Robotic Imaging has documented 100+ million square feet since 2017. Fortune 500 programs — Walmart, Kroger, CVS, AutoZone, Ross, Burlington, T-Mobile, Lululemon — run on standardised drawing formats and consistent LOD specifications maintained across all sites and field teams.
Concurrent deployment through the 24/7 scheduling platform compresses what would otherwise be sequential documentation timelines into weeks. A 50-location renovation program that needs existing conditions drawings before design begins cannot afford sequential site-by-site execution. Simultaneous multi-location programs are standard operating procedure.
When should I use Scan-to-CAD instead of Scan-to-BIM?
Use Scan-to-CAD when your design team works in AutoCAD or similar 2D platforms, when the project scope is renovation design, permitting, bidding, or record documentation, and when 3D MEP coordination or clash detection in Revit is not required. Both services start from the same LiDAR point cloud — choosing this service does not prevent upgrading to a BIM model at any future project phase.
How does LiDAR produce more accurate drawings than manual measurement?
The LEICA RTC 360 captures 2,000,000 spatial measurements per second at ±2mm accuracy — including ceiling conditions, above-grid MEP routing, column profiles, and irregular geometry that tape measures routinely miss or approximate. Every dimension in the finished drawing comes from a measured data point, not a field estimate or interpretation.
What is the Scan-to-CAD process from start to finish?
Phase 1 (2–3 days): LEICA RTC 360 field capture. Phase 2 (3–5 days): point cloud registration and QC. Phase 3 (7–10 days): CAD drafting and internal review. Total: 10–14 business days from field mobilization to finished drawing set — 50–80% faster than traditional surveying for equivalent commercial scopes.
Can Scan-to-CAD documentation be upgraded to Scan-to-BIM later?
Yes. The point cloud archive — delivered in RCS, E57, and LAS formats with every project — is the same source data used for BIM model production. If project scope changes and a Revit model becomes necessary, the existing point cloud eliminates the need for a return field visit.
How much does Scan-to-CAD cost?
Robotic Imaging’s Scan-to-CAD service starts at $0.19 per square foot — covering field scanning, point cloud processing, and 2D CAD drawing production in DWG, DXF, and PDF. Multi-location programs receive volume pricing. Contact us with project square footage and required drawing types for a project-specific quote.
What file formats does Scan-to-CAD produce?

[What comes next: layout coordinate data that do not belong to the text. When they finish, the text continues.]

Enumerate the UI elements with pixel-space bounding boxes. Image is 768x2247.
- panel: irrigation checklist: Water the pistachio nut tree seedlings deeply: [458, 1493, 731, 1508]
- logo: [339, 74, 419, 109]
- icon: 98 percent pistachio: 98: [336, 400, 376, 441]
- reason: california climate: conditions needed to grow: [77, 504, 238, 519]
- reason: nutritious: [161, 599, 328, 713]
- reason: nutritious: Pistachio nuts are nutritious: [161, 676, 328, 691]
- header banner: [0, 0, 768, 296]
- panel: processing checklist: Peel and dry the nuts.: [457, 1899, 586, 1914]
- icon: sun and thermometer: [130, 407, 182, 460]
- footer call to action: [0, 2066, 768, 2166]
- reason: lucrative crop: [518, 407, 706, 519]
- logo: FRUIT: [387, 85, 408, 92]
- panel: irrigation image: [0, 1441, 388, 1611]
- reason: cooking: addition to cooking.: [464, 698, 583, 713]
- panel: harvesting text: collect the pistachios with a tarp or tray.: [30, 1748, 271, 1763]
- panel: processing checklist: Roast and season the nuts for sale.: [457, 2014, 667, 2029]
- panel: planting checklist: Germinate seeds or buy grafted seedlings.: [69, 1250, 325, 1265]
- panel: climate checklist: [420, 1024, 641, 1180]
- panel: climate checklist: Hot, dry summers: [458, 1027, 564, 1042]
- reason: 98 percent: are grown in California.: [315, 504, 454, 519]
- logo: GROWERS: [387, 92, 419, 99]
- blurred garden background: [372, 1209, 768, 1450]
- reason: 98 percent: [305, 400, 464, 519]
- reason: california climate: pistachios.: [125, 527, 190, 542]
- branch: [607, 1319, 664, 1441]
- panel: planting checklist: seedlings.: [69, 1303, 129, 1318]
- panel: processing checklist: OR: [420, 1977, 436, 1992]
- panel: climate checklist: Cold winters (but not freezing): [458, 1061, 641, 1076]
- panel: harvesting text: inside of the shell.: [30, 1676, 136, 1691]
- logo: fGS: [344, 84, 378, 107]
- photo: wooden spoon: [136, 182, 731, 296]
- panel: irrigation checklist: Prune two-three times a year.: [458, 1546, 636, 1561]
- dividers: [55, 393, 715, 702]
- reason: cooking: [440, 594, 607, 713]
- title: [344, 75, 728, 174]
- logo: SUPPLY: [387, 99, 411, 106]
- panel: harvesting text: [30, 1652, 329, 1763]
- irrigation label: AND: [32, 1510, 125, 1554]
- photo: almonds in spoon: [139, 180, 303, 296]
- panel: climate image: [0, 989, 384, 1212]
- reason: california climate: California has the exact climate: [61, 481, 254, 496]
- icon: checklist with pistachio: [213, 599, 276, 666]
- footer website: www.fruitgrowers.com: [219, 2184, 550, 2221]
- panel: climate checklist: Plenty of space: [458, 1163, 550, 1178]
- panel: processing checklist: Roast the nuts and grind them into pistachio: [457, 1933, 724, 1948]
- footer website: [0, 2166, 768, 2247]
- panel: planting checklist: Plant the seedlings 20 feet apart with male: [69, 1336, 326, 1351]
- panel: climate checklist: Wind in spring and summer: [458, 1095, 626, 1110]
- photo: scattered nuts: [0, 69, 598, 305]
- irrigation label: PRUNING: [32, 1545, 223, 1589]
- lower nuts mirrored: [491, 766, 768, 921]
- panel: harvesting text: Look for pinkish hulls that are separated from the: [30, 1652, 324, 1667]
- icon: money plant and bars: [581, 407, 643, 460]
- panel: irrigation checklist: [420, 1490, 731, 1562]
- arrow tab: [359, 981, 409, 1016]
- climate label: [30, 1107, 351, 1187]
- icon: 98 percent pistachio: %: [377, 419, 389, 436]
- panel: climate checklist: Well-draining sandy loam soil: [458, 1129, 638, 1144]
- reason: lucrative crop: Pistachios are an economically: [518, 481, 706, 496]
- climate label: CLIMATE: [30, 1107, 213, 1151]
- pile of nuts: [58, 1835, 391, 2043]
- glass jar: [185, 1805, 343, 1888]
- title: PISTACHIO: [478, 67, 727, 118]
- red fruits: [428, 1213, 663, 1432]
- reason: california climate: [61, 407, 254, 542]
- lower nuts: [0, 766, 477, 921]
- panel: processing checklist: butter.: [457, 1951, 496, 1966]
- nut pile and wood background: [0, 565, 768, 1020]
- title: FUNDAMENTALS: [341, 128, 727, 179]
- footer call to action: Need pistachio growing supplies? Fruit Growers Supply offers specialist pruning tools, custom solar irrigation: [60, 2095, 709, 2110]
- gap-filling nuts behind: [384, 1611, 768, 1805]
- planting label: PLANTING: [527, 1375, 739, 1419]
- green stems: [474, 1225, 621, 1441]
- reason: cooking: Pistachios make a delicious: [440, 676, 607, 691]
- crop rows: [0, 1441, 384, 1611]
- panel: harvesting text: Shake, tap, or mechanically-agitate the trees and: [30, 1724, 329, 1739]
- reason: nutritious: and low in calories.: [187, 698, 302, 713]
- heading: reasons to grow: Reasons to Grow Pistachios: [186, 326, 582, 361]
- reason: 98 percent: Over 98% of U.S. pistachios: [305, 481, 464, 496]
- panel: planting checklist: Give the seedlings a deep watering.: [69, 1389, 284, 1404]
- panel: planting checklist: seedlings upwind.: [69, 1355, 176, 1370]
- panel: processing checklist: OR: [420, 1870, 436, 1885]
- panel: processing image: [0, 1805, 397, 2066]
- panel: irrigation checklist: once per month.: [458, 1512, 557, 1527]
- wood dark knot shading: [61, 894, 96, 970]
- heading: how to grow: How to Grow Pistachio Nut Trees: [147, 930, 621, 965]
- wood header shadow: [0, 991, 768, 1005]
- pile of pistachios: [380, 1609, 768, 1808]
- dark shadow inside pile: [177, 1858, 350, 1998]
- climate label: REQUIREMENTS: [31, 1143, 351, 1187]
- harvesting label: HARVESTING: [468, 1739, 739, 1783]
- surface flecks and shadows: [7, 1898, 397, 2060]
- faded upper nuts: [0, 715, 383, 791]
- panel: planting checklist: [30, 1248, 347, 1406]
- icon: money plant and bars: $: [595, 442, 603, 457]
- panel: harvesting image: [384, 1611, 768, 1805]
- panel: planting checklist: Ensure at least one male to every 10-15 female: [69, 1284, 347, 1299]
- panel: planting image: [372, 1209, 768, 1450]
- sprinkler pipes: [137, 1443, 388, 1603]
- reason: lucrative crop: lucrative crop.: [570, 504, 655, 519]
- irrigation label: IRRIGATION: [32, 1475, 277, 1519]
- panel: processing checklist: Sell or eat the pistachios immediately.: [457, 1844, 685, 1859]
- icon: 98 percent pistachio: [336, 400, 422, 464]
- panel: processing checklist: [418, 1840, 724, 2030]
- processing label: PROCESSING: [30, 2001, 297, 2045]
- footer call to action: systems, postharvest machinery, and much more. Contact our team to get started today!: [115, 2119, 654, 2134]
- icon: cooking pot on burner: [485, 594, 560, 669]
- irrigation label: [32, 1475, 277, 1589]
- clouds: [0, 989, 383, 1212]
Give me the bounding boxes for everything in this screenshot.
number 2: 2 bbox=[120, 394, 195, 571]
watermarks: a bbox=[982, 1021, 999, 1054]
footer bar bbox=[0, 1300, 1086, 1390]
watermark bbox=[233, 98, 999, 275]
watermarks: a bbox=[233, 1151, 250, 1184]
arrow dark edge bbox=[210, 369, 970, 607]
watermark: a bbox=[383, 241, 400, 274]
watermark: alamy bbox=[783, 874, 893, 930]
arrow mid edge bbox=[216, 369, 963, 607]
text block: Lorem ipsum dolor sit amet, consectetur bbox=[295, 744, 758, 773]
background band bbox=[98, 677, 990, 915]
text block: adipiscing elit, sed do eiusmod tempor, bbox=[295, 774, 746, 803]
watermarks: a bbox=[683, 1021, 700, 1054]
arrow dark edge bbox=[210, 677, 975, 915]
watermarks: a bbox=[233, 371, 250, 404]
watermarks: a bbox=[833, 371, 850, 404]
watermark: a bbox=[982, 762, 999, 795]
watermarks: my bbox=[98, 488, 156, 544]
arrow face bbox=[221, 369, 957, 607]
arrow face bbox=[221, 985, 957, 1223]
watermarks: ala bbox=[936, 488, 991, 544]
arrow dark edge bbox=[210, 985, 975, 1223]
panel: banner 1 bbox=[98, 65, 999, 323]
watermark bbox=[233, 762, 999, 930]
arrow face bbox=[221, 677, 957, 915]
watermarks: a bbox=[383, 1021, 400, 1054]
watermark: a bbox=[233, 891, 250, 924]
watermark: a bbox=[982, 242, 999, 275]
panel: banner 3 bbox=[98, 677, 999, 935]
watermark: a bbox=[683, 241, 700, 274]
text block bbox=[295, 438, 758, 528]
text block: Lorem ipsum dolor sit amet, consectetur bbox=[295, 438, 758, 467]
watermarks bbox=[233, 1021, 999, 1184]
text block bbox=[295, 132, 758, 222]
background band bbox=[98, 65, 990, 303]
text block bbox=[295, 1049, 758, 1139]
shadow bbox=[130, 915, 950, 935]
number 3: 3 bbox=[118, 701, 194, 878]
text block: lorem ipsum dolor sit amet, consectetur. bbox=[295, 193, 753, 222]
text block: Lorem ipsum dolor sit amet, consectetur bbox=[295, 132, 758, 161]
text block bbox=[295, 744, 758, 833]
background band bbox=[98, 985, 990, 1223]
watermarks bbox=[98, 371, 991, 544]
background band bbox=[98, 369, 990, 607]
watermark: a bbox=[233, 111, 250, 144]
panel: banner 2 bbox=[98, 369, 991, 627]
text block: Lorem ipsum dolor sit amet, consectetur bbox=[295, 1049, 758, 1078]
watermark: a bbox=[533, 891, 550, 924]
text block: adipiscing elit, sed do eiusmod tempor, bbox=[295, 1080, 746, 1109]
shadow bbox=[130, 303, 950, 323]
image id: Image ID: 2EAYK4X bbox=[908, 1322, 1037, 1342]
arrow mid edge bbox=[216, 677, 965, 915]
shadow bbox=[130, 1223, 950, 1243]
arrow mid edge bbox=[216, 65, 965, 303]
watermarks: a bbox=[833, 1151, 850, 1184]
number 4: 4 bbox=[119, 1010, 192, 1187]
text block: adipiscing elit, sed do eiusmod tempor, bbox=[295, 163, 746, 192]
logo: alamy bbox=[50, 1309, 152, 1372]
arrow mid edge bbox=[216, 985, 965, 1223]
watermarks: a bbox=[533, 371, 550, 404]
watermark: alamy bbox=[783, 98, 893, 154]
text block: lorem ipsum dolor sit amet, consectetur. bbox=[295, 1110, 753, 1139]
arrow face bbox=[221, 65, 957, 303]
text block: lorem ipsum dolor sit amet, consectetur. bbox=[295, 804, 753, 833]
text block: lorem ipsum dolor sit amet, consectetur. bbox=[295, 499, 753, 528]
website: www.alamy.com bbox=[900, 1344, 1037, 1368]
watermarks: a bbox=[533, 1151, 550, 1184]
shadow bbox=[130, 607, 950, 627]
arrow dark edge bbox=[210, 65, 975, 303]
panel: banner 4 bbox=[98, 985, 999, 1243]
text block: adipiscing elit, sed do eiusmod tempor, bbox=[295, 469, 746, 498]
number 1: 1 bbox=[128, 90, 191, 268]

Scan-to-CAD deliverables are provided in DWG (AutoCAD-native, compatible with all major AEC platforms), DXF (universal exchange format), and PDF for review and permit submission. The underlying point cloud is included in RCS, E57, and LAS formats — giving design teams direct access to the source scan data for additional analysis or future BIM model production.
Does Scan-to-CAD work for multi-story buildings?
Yes. Multi-floor documentation is standard. Each floor is captured with complete coverage of its ceiling, walls, and floor surfaces. Floor-to-floor heights, structural depths, and inter-floor spatial relationships are documented in section cuts derived from the registered multi-floor point cloud.
What happens if I need additional drawings after initial delivery?
The registered point cloud is retained after delivery. Additional drawing types — extra elevations, supplementary sections, or additional floor plan details — can be produced from the existing point cloud without a return field visit, provided building conditions have not changed since the scan date.
Robotic Imaging delivers Scan-to-CAD documentation at ±2mm LEICA RTC 360 accuracy, from $0.19 per square foot, in 10–14 business days, across any project or portfolio scale nationwide.
All pricing, delivery timelines, accuracy specifications, and client references reflect verified data from roboticimaging.com as of June 2026. Service from $0.19 per square foot. 100M+ sq ft documented. Robotic Imaging is ISO 27001 certified and SOC 2 Type II compliant.